The vet, not his usual doctor but an avian-certified one in the same practice whom they both liked, suggested that his accompanying us everywhere (in the house), as we like because of our profound attachment and love for the buddy, is not always in the bird's best interest if it means we take him for granted (allowing him free rein on the floor, allowing him free reign over our lives), especially during his semi-annual hormonal surges.

A friend told RDC later that his shake was an instinctual reaction to pain. RDC knew very well, so I didn't make him feel worse by suggesting, that you simply must not react instinctually in certain situations. A hollow-boned creature 0.002% of your size, however powerful his beak, need not be flung, any more than a teething baby need be flung if she nips the breast.

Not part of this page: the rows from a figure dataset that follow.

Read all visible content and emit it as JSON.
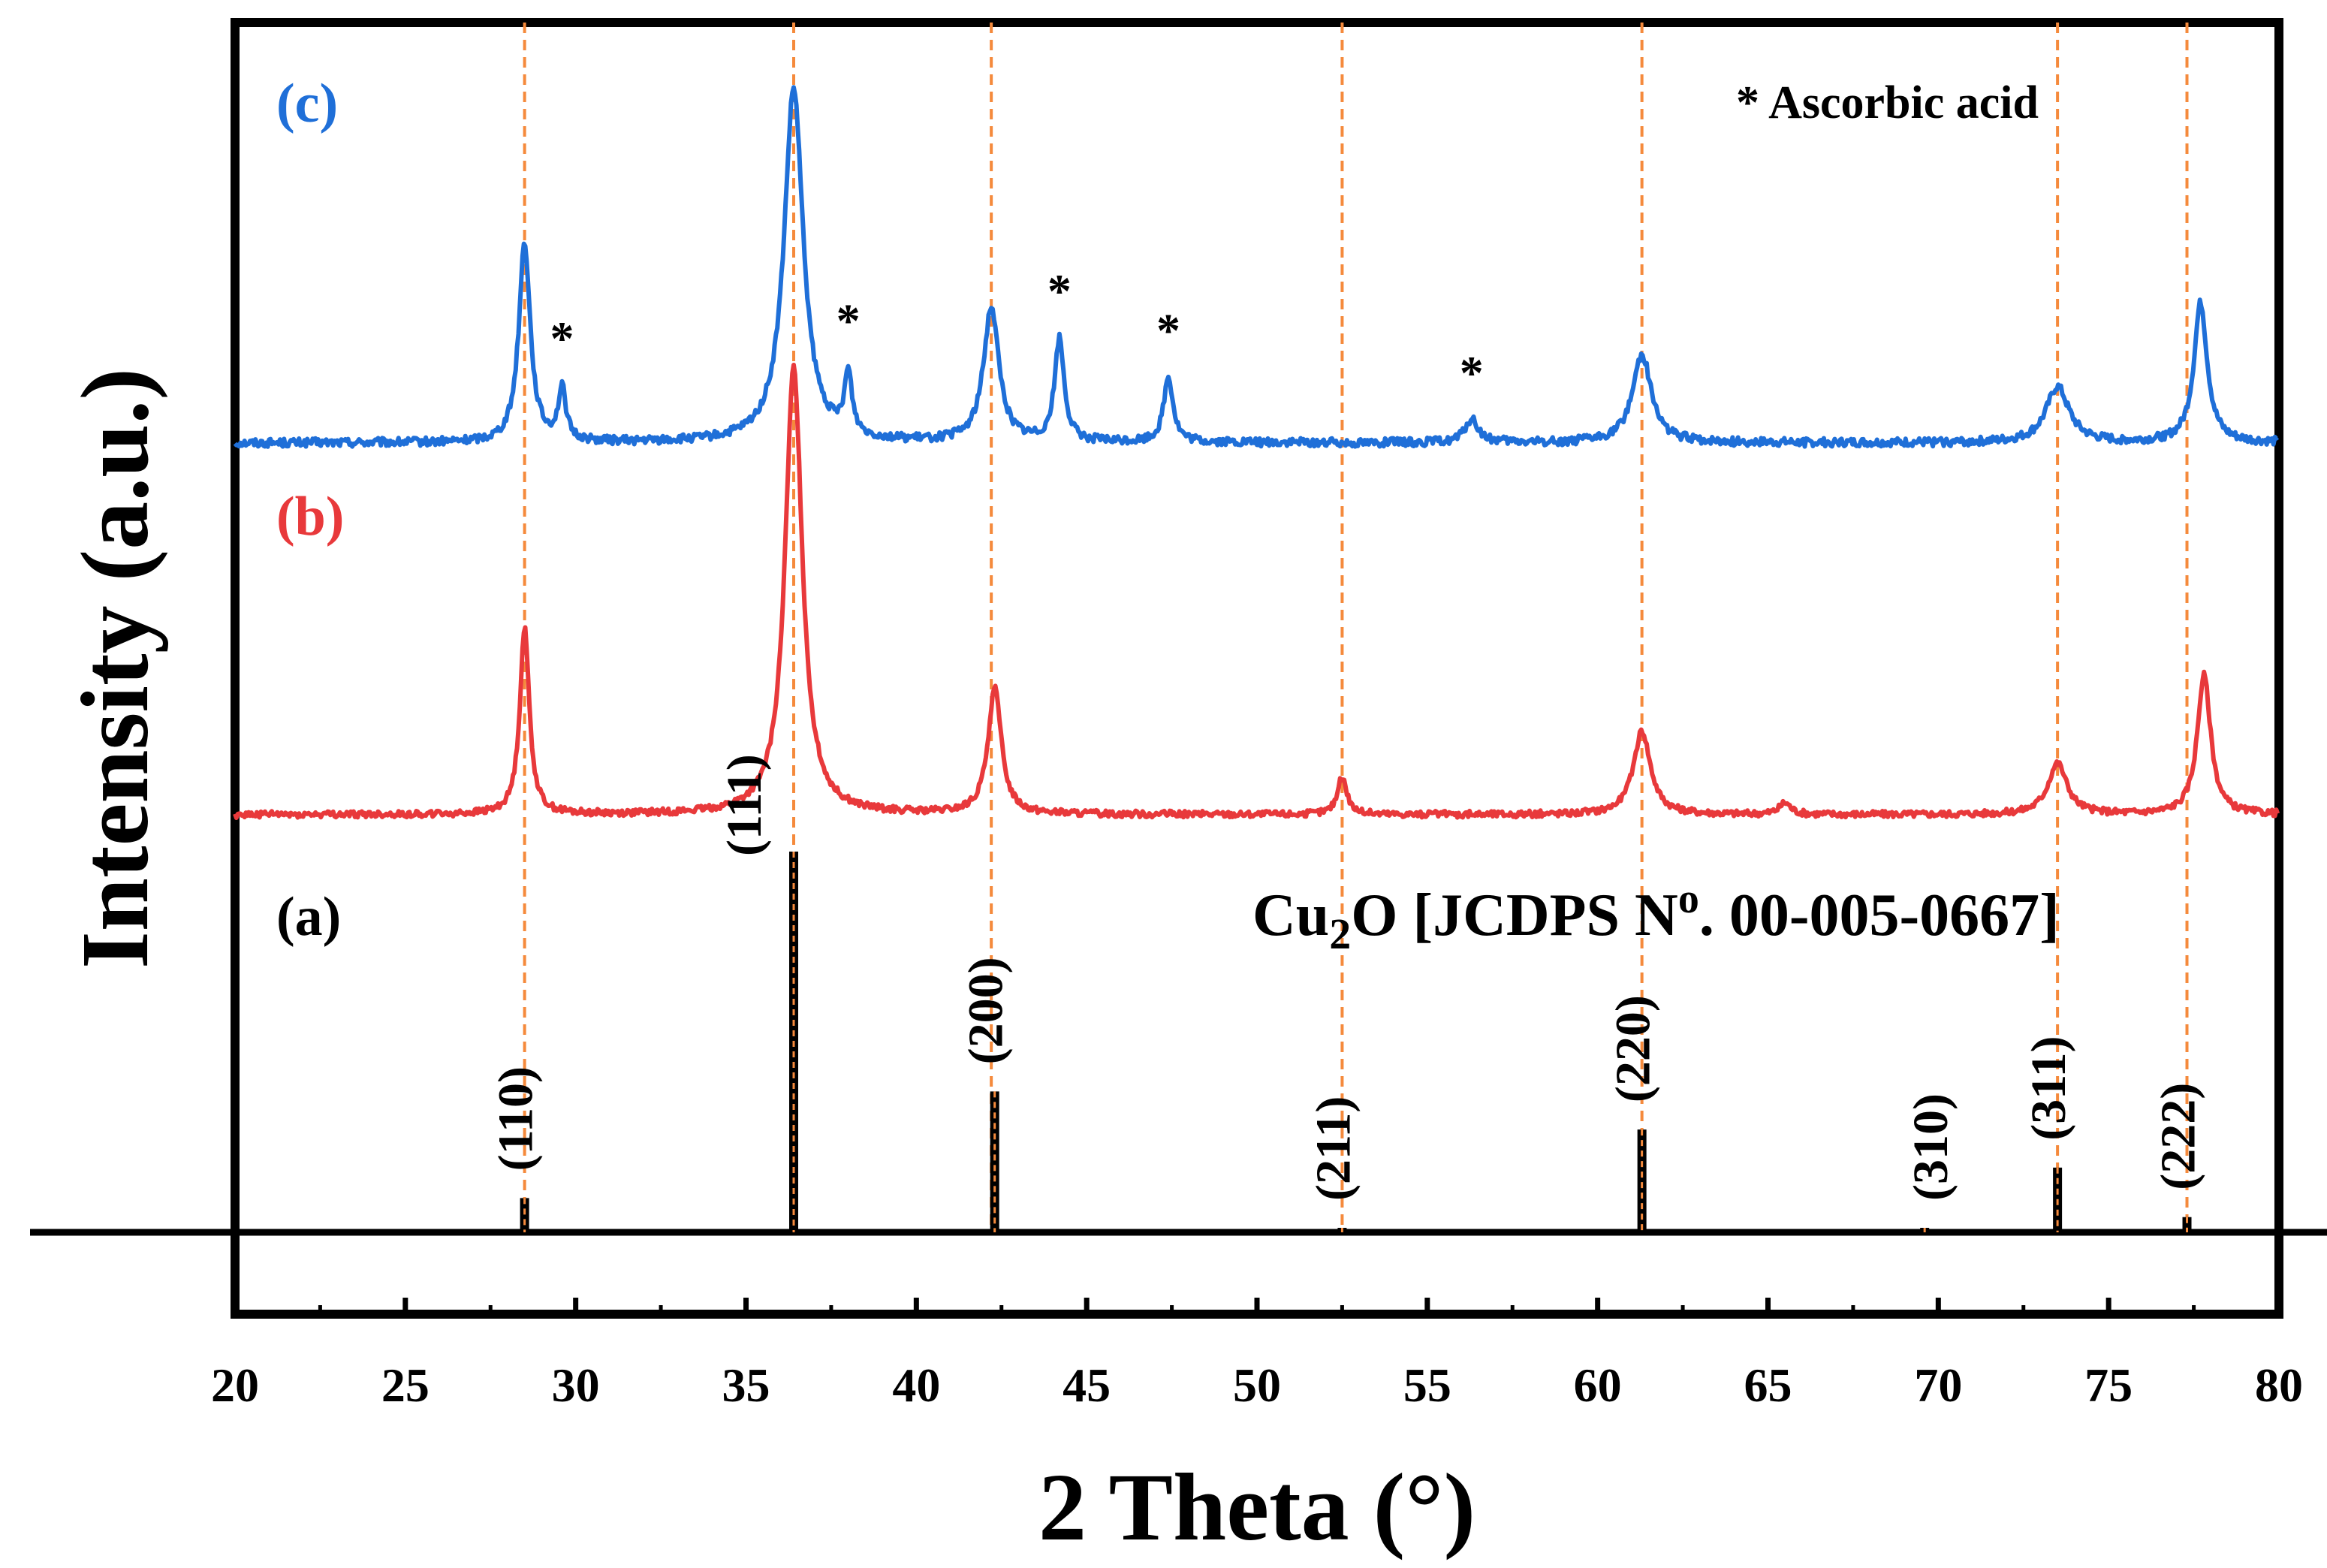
{
  "chart_data": {
    "type": "line",
    "xlabel": "2 Theta (°)",
    "ylabel": "Intensity (a.u.)",
    "xlim": [
      20,
      80
    ],
    "xticks": [
      "20",
      "25",
      "30",
      "35",
      "40",
      "45",
      "50",
      "55",
      "60",
      "65",
      "70",
      "75",
      "80"
    ],
    "colors": {
      "c": "#1f6fd8",
      "b": "#e8393b",
      "ref": "#000000",
      "guide": "#f58a3c"
    },
    "labels": {
      "a": "(a)",
      "b": "(b)",
      "c": "(c)"
    },
    "asterisk_legend": "* Ascorbic acid",
    "reference_title": {
      "pre": "Cu",
      "sub": "2",
      "mid": "O [JCDPS N",
      "sup": "o",
      "post": ". 00-005-0667]"
    },
    "guide_positions": [
      28.5,
      36.4,
      42.2,
      52.5,
      61.3,
      73.5,
      77.3
    ],
    "reference_peaks": [
      {
        "two_theta": 28.5,
        "hkl": "(110)",
        "rel_intensity": 9
      },
      {
        "two_theta": 36.4,
        "hkl": "(111)",
        "rel_intensity": 100
      },
      {
        "two_theta": 42.3,
        "hkl": "(200)",
        "rel_intensity": 37
      },
      {
        "two_theta": 52.5,
        "hkl": "(211)",
        "rel_intensity": 1
      },
      {
        "two_theta": 61.3,
        "hkl": "(220)",
        "rel_intensity": 27
      },
      {
        "two_theta": 69.6,
        "hkl": "(310)",
        "rel_intensity": 1
      },
      {
        "two_theta": 73.5,
        "hkl": "(311)",
        "rel_intensity": 17
      },
      {
        "two_theta": 77.3,
        "hkl": "(222)",
        "rel_intensity": 4
      }
    ],
    "series": [
      {
        "name": "(c)",
        "baseline": 0.6,
        "noise": 0.09,
        "peaks": [
          {
            "two_theta": 28.5,
            "height": 4.3,
            "width": 0.3
          },
          {
            "two_theta": 29.6,
            "height": 1.1,
            "width": 0.2
          },
          {
            "two_theta": 36.4,
            "height": 7.6,
            "width": 0.5
          },
          {
            "two_theta": 38.0,
            "height": 1.3,
            "width": 0.2
          },
          {
            "two_theta": 42.2,
            "height": 2.9,
            "width": 0.4
          },
          {
            "two_theta": 44.2,
            "height": 2.2,
            "width": 0.25
          },
          {
            "two_theta": 47.4,
            "height": 1.4,
            "width": 0.25
          },
          {
            "two_theta": 56.3,
            "height": 0.5,
            "width": 0.35
          },
          {
            "two_theta": 61.3,
            "height": 1.9,
            "width": 0.5
          },
          {
            "two_theta": 73.5,
            "height": 1.2,
            "width": 0.6
          },
          {
            "two_theta": 77.7,
            "height": 3.0,
            "width": 0.35
          }
        ],
        "asterisks": [
          29.6,
          38.0,
          44.2,
          47.4,
          56.3
        ]
      },
      {
        "name": "(b)",
        "baseline": 0.5,
        "noise": 0.07,
        "peaks": [
          {
            "two_theta": 28.5,
            "height": 4.0,
            "width": 0.25
          },
          {
            "two_theta": 36.4,
            "height": 9.6,
            "width": 0.45
          },
          {
            "two_theta": 42.3,
            "height": 2.7,
            "width": 0.35
          },
          {
            "two_theta": 52.5,
            "height": 0.8,
            "width": 0.25
          },
          {
            "two_theta": 61.3,
            "height": 1.8,
            "width": 0.45
          },
          {
            "two_theta": 65.5,
            "height": 0.25,
            "width": 0.3
          },
          {
            "two_theta": 73.5,
            "height": 1.1,
            "width": 0.5
          },
          {
            "two_theta": 77.8,
            "height": 3.0,
            "width": 0.35
          }
        ]
      }
    ]
  }
}
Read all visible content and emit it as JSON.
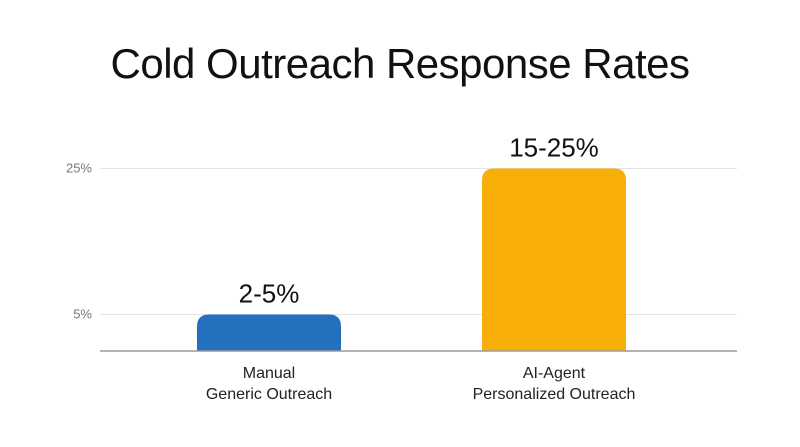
{
  "chart_data": {
    "type": "bar",
    "title": "Cold Outreach Response Rates",
    "xlabel": "",
    "ylabel": "",
    "ylim": [
      0,
      25
    ],
    "yticks": [
      {
        "value": 5,
        "label": "5%"
      },
      {
        "value": 25,
        "label": "25%"
      }
    ],
    "grid": true,
    "categories": [
      [
        "Manual",
        "Generic Outreach"
      ],
      [
        "AI-Agent",
        "Personalized Outreach"
      ]
    ],
    "values": [
      5,
      25
    ],
    "data_labels": [
      "2-5%",
      "15-25%"
    ],
    "colors": [
      "#2370BE",
      "#F7AE08"
    ]
  }
}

Injury he might have sustained, if any, might be worse than otherwise because the buddy is closing that size gap:

Blake currently weighs one hundred and one grams.

That's up from 93 grams this fall and 94 grams fall before last. In his first year, before he was full grown, he was in the 80s. His silhouette is a 4 (I am not sure of the scale: I expect 3 is normal and 1 is starving). So Blake is on a diet, and we must exercise him more.

More meaning at all; right now he walks around a lot and exercises our patience and that's about it. He hates to bicycle (revolving index fingers into an endless step-up loop), but bicycling there will be, and more important than muscular drumsticks is muscular wings, of course. So we must flap him.

This happened yesterday. Today for breakfast I gave Blake only pellets instead of mixed pellets and seeds. He didn't notice at first, eating some raw baby spinach and a piece of whole-grain cereal and some corn from his buddy chow while on the kitchen windowsill. A bit later as I sat at the dining table typing this and eating my cereal, Blake left the top of his cage (with spinach, cereal, and chow) for the pellet dish in the cage door (which is propped open with a porch attachment). He began looking for seeds, shoveling with his beak and rifling back and forth, like Keehar ripping into the rotten log looking for insects, except he found neither insects nor seeds. He climbed back to the top of the cage and ate a piece of corn. I wonder which of us will break first.

Right now he is on my lap and preening. He doesn't need the excessive scoopage he did yesterday, and he is his usual chipper self. I am really hoping he wants a shower today, because he smells funny: other people's hands, or latex gloves, or his plumage absorbs odors rapidly. He smells kind of doggy, not his usual yummy dusty popcorniness.

Also, adminstering .03 cc of anti-inflammatory to a cockatiel whose grandparent was a squid and other great-grandparent was a soap bubble is not easy. Aha, and it is the anti-inflammatory that smells like rank doggy ass.

gym

Cybex arc trainer, 30' @ 100% incline and 51% resistance; this machine doesn't total your strides (that I can figure out) but I ranged from 94 to 107; and it reported 474 calories, which I doubt. I doubt the Precor count as well but I figure it's comparable from one exertion to the next.

Then weights: 3x12 leg press @ 70 and 1x12 @ 80; 3x12 chest press @ 20 and 1x12 @25; 3x12 fly @ 15; 3x12 shoulder press @ 20. Ten attempted abdominal leg lifts.

The pool is uncovered and being prepared for its opening in 10 days. Wheee!